スマートフォンにはライト機能もズームができるカメラもありますし、光のつくり方に工夫ができれば眼科の診断に使えるものができるのではと考えました。日本に帰ってから研究・開発を始め、約1年半で形にしていきました。

外部の電源や光源を必要としないデバイスで、環境に左右されずに診察が可能

――スマートアイカメラの構造や強みについて教えてください。どんなところにこだわって開発されたのでしょうか。

スマートフォンに装着して、ライト部分から出る光を細隙灯顕微鏡と同じ細さ(0.1~0.3ミリメートル)にして目に当てることができるのが、スマートアイカメラの診察機器としての最大のポイントになります。
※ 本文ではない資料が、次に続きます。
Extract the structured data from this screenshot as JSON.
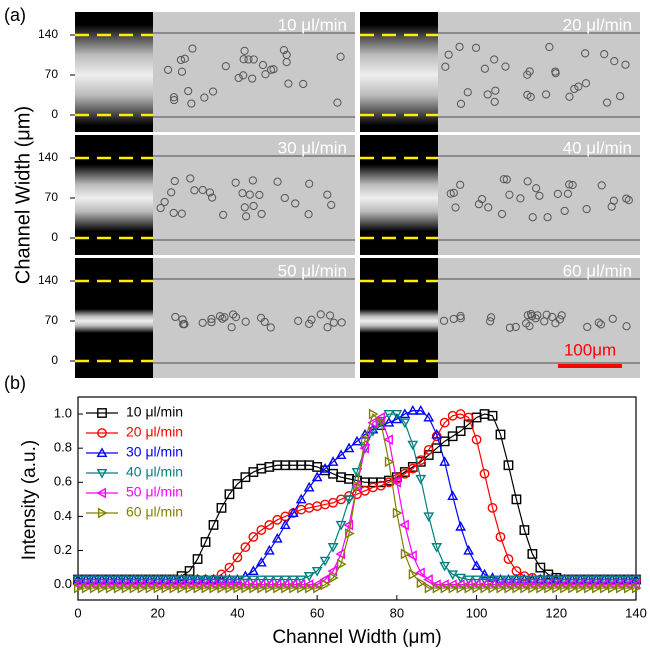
{
  "panel_a": {
    "label": "(a)",
    "ylabel": "Channel Width (μm)",
    "yticks": [
      0,
      70,
      140
    ],
    "panels": [
      "10 μl/min",
      "20 μl/min",
      "30 μl/min",
      "40 μl/min",
      "50 μl/min",
      "60 μl/min"
    ],
    "scale_bar": "100μm"
  },
  "panel_b_label": "(b)",
  "chart_data": {
    "type": "line",
    "xlabel": "Channel Width (μm)",
    "ylabel": "Intensity (a.u.)",
    "xlim": [
      0,
      140
    ],
    "ylim": [
      -0.09,
      1.1
    ],
    "xticks": [
      0,
      20,
      40,
      60,
      80,
      100,
      120,
      140
    ],
    "yticks": [
      {
        "value": 0,
        "label": "0.0"
      },
      {
        "value": 0.2,
        "label": "0.2"
      },
      {
        "value": 0.4,
        "label": "0.4"
      },
      {
        "value": 0.6,
        "label": "0.6"
      },
      {
        "value": 0.8,
        "label": "0.8"
      },
      {
        "value": 1,
        "label": "1.0"
      }
    ],
    "legend": "upper left",
    "x": [
      0,
      2,
      4,
      6,
      8,
      10,
      12,
      14,
      16,
      18,
      20,
      22,
      24,
      26,
      28,
      30,
      32,
      34,
      36,
      38,
      40,
      42,
      44,
      46,
      48,
      50,
      52,
      54,
      56,
      58,
      60,
      62,
      64,
      66,
      68,
      70,
      72,
      74,
      76,
      78,
      80,
      82,
      84,
      86,
      88,
      90,
      92,
      94,
      96,
      98,
      100,
      102,
      104,
      106,
      108,
      110,
      112,
      114,
      116,
      118,
      120,
      122,
      124,
      126,
      128,
      130,
      132,
      134,
      136,
      138,
      140
    ],
    "series": [
      {
        "name": "10 μl/min",
        "color": "#000000",
        "marker": "square",
        "values": [
          0.03,
          0.03,
          0.03,
          0.03,
          0.03,
          0.03,
          0.03,
          0.03,
          0.03,
          0.03,
          0.03,
          0.03,
          0.03,
          0.05,
          0.08,
          0.15,
          0.25,
          0.35,
          0.45,
          0.53,
          0.59,
          0.63,
          0.66,
          0.68,
          0.69,
          0.7,
          0.7,
          0.7,
          0.7,
          0.7,
          0.69,
          0.67,
          0.65,
          0.63,
          0.62,
          0.61,
          0.6,
          0.6,
          0.6,
          0.61,
          0.63,
          0.66,
          0.69,
          0.72,
          0.76,
          0.8,
          0.84,
          0.87,
          0.9,
          0.94,
          0.98,
          1.0,
          0.99,
          0.88,
          0.7,
          0.5,
          0.32,
          0.18,
          0.1,
          0.06,
          0.04,
          0.03,
          0.03,
          0.03,
          0.03,
          0.03,
          0.03,
          0.03,
          0.03,
          0.03,
          0.03
        ]
      },
      {
        "name": "20 μl/min",
        "color": "#ff0000",
        "marker": "circle",
        "values": [
          0.03,
          0.03,
          0.03,
          0.03,
          0.03,
          0.03,
          0.03,
          0.03,
          0.03,
          0.03,
          0.03,
          0.03,
          0.03,
          0.03,
          0.03,
          0.03,
          0.03,
          0.03,
          0.06,
          0.1,
          0.16,
          0.22,
          0.28,
          0.32,
          0.35,
          0.38,
          0.4,
          0.42,
          0.44,
          0.45,
          0.46,
          0.47,
          0.48,
          0.5,
          0.52,
          0.53,
          0.55,
          0.57,
          0.58,
          0.6,
          0.62,
          0.65,
          0.68,
          0.73,
          0.79,
          0.87,
          0.95,
          0.99,
          1.0,
          0.98,
          0.85,
          0.65,
          0.45,
          0.28,
          0.15,
          0.08,
          0.05,
          0.04,
          0.03,
          0.03,
          0.03,
          0.03,
          0.03,
          0.03,
          0.03,
          0.03,
          0.03,
          0.03,
          0.03,
          0.03,
          0.03
        ]
      },
      {
        "name": "30 μl/min",
        "color": "#0000ff",
        "marker": "triangle-up",
        "values": [
          0.03,
          0.03,
          0.03,
          0.03,
          0.03,
          0.03,
          0.03,
          0.03,
          0.03,
          0.03,
          0.03,
          0.03,
          0.03,
          0.03,
          0.03,
          0.03,
          0.03,
          0.03,
          0.03,
          0.03,
          0.03,
          0.05,
          0.08,
          0.13,
          0.2,
          0.27,
          0.35,
          0.42,
          0.5,
          0.57,
          0.63,
          0.68,
          0.72,
          0.76,
          0.8,
          0.84,
          0.88,
          0.91,
          0.93,
          0.95,
          0.97,
          1.0,
          1.02,
          1.02,
          0.98,
          0.88,
          0.72,
          0.52,
          0.34,
          0.2,
          0.11,
          0.06,
          0.04,
          0.03,
          0.03,
          0.03,
          0.03,
          0.03,
          0.03,
          0.03,
          0.03,
          0.03,
          0.03,
          0.03,
          0.03,
          0.03,
          0.03,
          0.03,
          0.03,
          0.03,
          0.03
        ]
      },
      {
        "name": "40 μl/min",
        "color": "#008080",
        "marker": "triangle-down",
        "values": [
          0.03,
          0.03,
          0.03,
          0.03,
          0.03,
          0.03,
          0.03,
          0.03,
          0.03,
          0.03,
          0.03,
          0.03,
          0.03,
          0.03,
          0.03,
          0.03,
          0.03,
          0.03,
          0.03,
          0.03,
          0.03,
          0.03,
          0.03,
          0.03,
          0.03,
          0.03,
          0.03,
          0.03,
          0.03,
          0.05,
          0.08,
          0.14,
          0.22,
          0.35,
          0.5,
          0.66,
          0.8,
          0.9,
          0.96,
          1.0,
          1.0,
          0.95,
          0.82,
          0.62,
          0.4,
          0.22,
          0.11,
          0.06,
          0.04,
          0.03,
          0.03,
          0.03,
          0.03,
          0.03,
          0.03,
          0.03,
          0.03,
          0.03,
          0.03,
          0.03,
          0.03,
          0.03,
          0.03,
          0.03,
          0.03,
          0.03,
          0.03,
          0.03,
          0.03,
          0.03,
          0.03
        ]
      },
      {
        "name": "50 μl/min",
        "color": "#ff00ff",
        "marker": "triangle-left",
        "values": [
          0,
          0,
          0,
          0,
          0,
          0,
          0,
          0,
          0,
          0,
          0,
          0,
          0,
          0,
          0,
          0,
          0,
          0,
          0,
          0,
          0,
          0,
          0,
          0,
          0,
          0,
          0,
          0,
          0,
          0,
          0,
          0.03,
          0.08,
          0.18,
          0.35,
          0.58,
          0.8,
          0.95,
          0.98,
          0.85,
          0.6,
          0.35,
          0.17,
          0.07,
          0.03,
          0,
          0,
          0,
          0,
          0,
          0,
          0,
          0,
          0,
          0,
          0,
          0,
          0,
          0,
          0,
          0,
          0,
          0,
          0,
          0,
          0,
          0,
          0,
          0,
          0,
          0
        ]
      },
      {
        "name": "60 μl/min",
        "color": "#808000",
        "marker": "triangle-right",
        "values": [
          -0.02,
          -0.02,
          -0.02,
          -0.02,
          -0.02,
          -0.02,
          -0.02,
          -0.02,
          -0.02,
          -0.02,
          -0.02,
          -0.02,
          -0.02,
          -0.02,
          -0.02,
          -0.02,
          -0.02,
          -0.02,
          -0.02,
          -0.02,
          -0.02,
          -0.02,
          -0.02,
          -0.02,
          -0.02,
          -0.02,
          -0.02,
          -0.02,
          -0.02,
          -0.02,
          -0.02,
          0,
          0.04,
          0.12,
          0.3,
          0.58,
          0.85,
          1.0,
          0.95,
          0.72,
          0.42,
          0.18,
          0.06,
          0.01,
          -0.02,
          -0.02,
          -0.02,
          -0.02,
          -0.02,
          -0.02,
          -0.02,
          -0.02,
          -0.02,
          -0.02,
          -0.02,
          -0.02,
          -0.02,
          -0.02,
          -0.02,
          -0.02,
          -0.02,
          -0.02,
          -0.02,
          -0.02,
          -0.02,
          -0.02,
          -0.02,
          -0.02,
          -0.02,
          -0.02,
          -0.02
        ]
      }
    ]
  }
}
また、こだわったのはスマホの光とカメラ機能を活用できるところです。類似製品には外部光源を使うものが多く、つまりペンライトのようなものを外付けした製品です。その場合、ライトの電池を交換する必要がある上に、先のことを考えると海外で医療機器として登録申請をする際に「電気製品」になってしまうため、現地での導入ハードルが上がってしまう懸念もありました。スマートアイカメラはあくまでもスマートフォンのライトとカメラをそのまま使えて、電池などの必要ない機器にしたかったんです。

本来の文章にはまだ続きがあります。